11. As a result, the Committee cannot conclude that the State
party has violated article 23, but draws its attention to
the need to supplement the legislation, as stated in paragraph
10.4.
Individual opinion: submitted by Messrs. Vojin Dimitrijevic
and Omar El Shafei, Mrs. Rosalyn Higgins and Mr. Adam Zielinski,
pursuant to rule 94, paragraph 3, of the Committee's provisional
rules of procedure, concerning the views of the Committee
on communication No. 201/1985, Hendriks v. the Netherlands
1. The great difficulty that we see in this case is that the
undoubted right and duty of a domestic court to decide "in
the best interests of the child" can, when applied in
a certain way, deprive a non-custodial parent of his rights
under article 23.
2. It is sometimes the case in domestic law that the very
fact of a family rift will lead a non-custodial parent to
lose access to the child, though he/she has not engaged in
any conduct that would per se render contact with the child
undesirable. However, article 23 of the Covenant speaks not
only of the protection of the child, but also of the right
to a family life. We agree with the Committee that this right
to protection of the child and to a family life continues,
in the parent-child relationship, beyond the termination of
a marriage.
3. In this case, the Amsterdam District Court rejected the
father's petition for access, although it had found the request
reasonable and one that should in general be allowed. It would
seem, from all the documentation at our disposal, that its
denial of Mr. Hendriks' petition was based on the tensions
likely to be generated by the mother's refusal to agree to
such a contact - "even to a single meeting between the
boy and his father on neutral ground, despite the fact that
the Child 'Care and Protection Board would agree and would
have offered guarantees" (decision of 20 December 1978).
Given that it was not found that Mr. Hendriks' character or
behaviour was such as to make the contact with his son undesirable,
it seems to us that the only "exceptional circumstance"
was the reaction of Wim Hendrlks junior's mother to the possibility
of parental access and that this determined the perception
of what was in the best interests of the child.
4. It is not for us to insist that the courts were wrong,
in their assessment of the best interests of the child, in
giving priority to the current difficulties and tensions rather
than to the long-term importance for the child of contact
with both its parents. However, we cannot but point out that
this approach does not sustain the family rights to which
Mr. Hendriks and his son were entitled under article 23 of
the Covenant.
Vojin Dimitrijevic Rosalyn Higgins
Omar El Shafei Adam Zielinski
Individual opinion: submitted by Mr. Amos Wako. pursuant to
rule 94. paragraph 3 of the Committee's provisional rules
of procedure, concerning the views of the Committee on communication
No. 201/1985, Hendriks v. the Netherlands
1. The Committee's decision finding no violation of article
23 of the Covenant in this case is predicated on its reluctance
to review the evaluation of facts or the exercise of discretion
by a local court of a State party.
2. Although I fully appreciate and understand the Committee's
opinion in this matter and, in fact, agreed to go along with
the consensus, I wish to put on record my concerns, which
are. twofold.
3. My first concern is that, though the Committee's practice
of not reviewing the decisions of local courts is prudent
and appropriate, it is not dictated by the Optional Protocol.

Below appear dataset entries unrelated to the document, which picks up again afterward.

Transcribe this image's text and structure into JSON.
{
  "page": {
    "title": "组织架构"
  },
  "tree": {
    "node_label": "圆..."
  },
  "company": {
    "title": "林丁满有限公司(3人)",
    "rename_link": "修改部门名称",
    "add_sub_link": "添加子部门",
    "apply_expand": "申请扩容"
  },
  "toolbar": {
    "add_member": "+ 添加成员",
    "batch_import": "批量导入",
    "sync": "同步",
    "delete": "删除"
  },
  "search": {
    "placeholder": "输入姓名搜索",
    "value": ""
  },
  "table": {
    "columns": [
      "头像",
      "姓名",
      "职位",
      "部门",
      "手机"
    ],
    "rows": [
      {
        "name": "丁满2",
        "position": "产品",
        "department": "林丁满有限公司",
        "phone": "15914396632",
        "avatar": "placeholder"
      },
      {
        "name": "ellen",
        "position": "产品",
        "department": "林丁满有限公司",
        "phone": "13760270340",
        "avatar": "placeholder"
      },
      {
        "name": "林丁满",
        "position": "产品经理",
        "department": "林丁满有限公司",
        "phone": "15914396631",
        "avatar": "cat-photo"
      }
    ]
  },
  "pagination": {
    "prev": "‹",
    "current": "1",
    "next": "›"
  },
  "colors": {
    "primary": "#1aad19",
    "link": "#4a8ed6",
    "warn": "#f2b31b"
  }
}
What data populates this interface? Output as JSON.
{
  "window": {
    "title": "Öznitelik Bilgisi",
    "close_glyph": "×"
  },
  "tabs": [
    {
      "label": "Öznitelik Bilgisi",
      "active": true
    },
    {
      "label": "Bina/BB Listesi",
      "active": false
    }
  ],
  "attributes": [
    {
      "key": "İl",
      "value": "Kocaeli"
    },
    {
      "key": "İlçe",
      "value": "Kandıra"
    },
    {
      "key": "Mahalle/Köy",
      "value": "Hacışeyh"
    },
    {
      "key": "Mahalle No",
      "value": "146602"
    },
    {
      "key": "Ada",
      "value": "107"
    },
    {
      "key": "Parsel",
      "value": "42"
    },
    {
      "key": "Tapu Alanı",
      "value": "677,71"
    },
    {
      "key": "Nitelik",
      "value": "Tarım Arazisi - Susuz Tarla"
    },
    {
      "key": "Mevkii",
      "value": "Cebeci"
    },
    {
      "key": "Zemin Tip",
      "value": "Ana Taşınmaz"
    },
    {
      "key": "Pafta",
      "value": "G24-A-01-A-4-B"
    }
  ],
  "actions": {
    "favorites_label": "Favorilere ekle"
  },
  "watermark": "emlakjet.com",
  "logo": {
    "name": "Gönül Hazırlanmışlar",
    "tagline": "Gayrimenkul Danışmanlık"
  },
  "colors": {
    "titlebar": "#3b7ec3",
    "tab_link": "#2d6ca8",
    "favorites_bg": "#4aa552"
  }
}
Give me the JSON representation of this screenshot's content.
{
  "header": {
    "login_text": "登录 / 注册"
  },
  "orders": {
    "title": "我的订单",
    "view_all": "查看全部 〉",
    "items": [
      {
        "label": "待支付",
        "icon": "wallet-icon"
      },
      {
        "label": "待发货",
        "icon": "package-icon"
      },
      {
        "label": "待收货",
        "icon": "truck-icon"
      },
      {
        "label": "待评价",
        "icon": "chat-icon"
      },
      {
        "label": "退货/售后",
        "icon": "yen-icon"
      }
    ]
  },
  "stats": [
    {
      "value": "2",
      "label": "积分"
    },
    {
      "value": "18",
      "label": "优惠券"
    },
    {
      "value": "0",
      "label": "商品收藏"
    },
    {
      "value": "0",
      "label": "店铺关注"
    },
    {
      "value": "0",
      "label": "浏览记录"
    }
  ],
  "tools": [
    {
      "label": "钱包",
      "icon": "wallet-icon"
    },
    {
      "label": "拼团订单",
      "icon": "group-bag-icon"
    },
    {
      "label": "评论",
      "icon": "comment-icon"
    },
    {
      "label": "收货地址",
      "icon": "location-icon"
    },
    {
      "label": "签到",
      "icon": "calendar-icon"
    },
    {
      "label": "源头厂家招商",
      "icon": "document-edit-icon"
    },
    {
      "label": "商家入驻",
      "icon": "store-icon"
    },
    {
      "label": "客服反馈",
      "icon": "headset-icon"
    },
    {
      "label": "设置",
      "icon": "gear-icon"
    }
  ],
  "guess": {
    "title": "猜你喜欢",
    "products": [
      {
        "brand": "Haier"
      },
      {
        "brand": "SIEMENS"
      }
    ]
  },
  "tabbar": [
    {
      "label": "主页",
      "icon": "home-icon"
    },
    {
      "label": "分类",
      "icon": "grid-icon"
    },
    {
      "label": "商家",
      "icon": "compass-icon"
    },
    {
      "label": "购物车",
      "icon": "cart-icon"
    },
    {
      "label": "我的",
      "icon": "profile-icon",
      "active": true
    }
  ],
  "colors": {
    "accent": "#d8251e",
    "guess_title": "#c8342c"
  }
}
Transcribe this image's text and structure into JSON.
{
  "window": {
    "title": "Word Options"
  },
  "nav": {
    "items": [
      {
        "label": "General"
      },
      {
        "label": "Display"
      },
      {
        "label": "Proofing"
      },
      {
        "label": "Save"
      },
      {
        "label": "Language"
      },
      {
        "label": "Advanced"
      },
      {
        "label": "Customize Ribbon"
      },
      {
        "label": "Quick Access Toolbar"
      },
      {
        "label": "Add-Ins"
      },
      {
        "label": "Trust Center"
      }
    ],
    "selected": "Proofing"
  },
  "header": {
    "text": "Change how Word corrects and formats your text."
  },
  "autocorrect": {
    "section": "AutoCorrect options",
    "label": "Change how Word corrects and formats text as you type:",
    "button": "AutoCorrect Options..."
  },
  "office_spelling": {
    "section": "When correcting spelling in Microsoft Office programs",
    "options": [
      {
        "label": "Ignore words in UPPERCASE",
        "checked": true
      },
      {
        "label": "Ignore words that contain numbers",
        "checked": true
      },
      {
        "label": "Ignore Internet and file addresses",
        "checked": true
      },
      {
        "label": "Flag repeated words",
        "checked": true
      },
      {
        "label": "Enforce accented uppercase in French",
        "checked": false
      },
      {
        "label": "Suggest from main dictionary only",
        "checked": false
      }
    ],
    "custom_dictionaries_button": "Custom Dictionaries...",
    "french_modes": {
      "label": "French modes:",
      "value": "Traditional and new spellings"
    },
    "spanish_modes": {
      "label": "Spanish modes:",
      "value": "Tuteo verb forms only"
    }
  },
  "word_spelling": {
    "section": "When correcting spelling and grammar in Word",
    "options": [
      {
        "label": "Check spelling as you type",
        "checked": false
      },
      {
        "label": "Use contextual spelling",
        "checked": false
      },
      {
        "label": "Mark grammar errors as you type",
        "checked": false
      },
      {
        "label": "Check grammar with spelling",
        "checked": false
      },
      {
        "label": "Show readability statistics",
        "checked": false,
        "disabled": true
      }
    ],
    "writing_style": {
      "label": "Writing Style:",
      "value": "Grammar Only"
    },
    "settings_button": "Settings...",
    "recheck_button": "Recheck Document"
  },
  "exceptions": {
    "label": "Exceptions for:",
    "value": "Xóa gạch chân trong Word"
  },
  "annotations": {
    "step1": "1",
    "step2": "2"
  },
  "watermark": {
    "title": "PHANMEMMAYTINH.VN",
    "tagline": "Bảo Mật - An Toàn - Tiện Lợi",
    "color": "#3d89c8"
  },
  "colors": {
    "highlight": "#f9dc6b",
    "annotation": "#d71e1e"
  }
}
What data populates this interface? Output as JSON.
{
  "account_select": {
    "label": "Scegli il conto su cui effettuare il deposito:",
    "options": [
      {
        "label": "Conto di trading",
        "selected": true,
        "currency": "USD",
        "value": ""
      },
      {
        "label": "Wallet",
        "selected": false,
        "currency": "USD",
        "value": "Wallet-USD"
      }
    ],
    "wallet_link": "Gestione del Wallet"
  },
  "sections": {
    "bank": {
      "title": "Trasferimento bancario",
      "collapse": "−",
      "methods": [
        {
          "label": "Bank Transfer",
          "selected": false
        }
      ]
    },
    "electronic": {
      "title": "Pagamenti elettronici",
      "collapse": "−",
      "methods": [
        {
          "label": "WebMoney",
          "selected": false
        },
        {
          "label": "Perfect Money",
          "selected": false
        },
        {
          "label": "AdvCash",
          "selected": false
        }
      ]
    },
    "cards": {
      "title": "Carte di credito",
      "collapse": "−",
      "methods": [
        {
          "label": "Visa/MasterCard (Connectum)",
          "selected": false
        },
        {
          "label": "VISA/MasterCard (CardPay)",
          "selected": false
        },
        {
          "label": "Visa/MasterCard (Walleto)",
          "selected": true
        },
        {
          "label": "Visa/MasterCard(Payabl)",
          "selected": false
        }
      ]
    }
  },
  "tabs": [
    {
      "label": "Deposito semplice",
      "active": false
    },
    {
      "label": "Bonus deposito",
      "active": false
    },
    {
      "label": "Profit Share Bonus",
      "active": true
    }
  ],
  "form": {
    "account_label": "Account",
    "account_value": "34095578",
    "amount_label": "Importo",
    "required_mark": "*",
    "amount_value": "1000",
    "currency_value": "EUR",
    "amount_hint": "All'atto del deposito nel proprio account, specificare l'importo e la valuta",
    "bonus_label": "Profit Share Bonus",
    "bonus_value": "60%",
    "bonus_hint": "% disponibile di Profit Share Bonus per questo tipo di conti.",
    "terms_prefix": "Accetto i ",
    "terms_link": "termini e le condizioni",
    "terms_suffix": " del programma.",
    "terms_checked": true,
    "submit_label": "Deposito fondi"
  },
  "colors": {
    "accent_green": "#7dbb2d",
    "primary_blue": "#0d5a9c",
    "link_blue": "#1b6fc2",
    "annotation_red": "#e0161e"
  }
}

In cases where the facts are clear and the texts of 811 relevant
orders and decisions have been made available by the parties,
the Committee should be prepared to examine them as to their
compatibility with the specific provisions of the Covenant
invoked by the author. Thus, the Committee would not be acting
as a "fourth instance" in determining whether a
decision of a State party's court was correct according to
that State's legislation, but would only examine whether the
provisions of the Covenant invoked by the alleged victim have
been violated.
4. In the present case, the Committee declared the communication
of Mr. Hendriks admissible, thus indicating that it was prepared
to examine the case on the merits. In its views, however,
the Committee has essentially decided that it is unable to
examine whether the decisions of the Netherlands courts not
to grant the author visiting rights to his son were compatible
with the requirements of protection of the family and protection
of children laid down in articles 23 and 24 of the Covenant.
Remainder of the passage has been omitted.